Famous Poems by Maya Angelou and other Famous Poems

Famous Poems by Maya Angelou and other Famous Poems

Famous Poems by Maya Angelou – Maya Angelou was an American author, actress, screenwriter, dancer, poet, and civil rights activist best known for her 1969 memoir, I Know Why the Caged Bird Sings, which made literary history as the first nonfiction bestseller by an African American woman.

Angelou received several honors throughout her career, including two NAACP Image Awards in the outstanding literary work (nonfiction) category, in 2005 and 2009.

Angelou was born on April 4, 1928, in St. Louis, Missouri.

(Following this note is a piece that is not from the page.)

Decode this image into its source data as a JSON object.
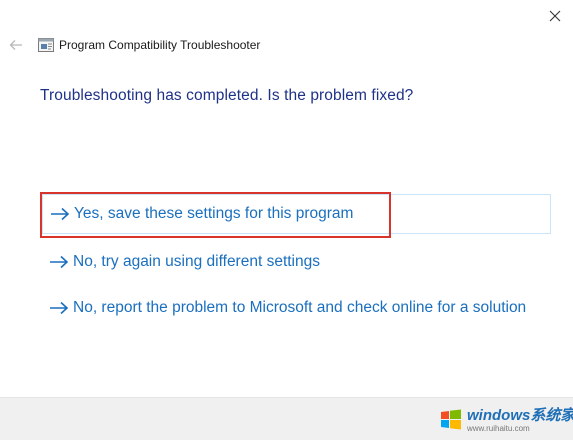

Angelou had a difficult childhood.

Her parents split up when she was very young, and she and her older brother, Bailey, were sent to live with their father’s mother, Anne Henderson, in Stamps, Arkansas.

As an African American, Angelou experienced firsthand racial prejudices and discrimination in Arkansas.

She also suffered at the hands of a family associate around the age of 7: During a visit with her mother, Angelou was raped by her mother’s boyfriend. As vengeance for the sexual assault, Angelou’s uncles killed the boyfriend.

So traumatized by the experience, Angelou stopped talking. She returned to Arkansas and spent years as a virtual mute.

Famous Poems by Maya Angelou

In the mid-1950s, Angelou’s career as a performer began to take off. She landed a role in a touring production of Porgy and Bess, later appearing in the off-Broadway production Calypso Heat Wave (1957) and releasing her first album, Miss Calypso (1957).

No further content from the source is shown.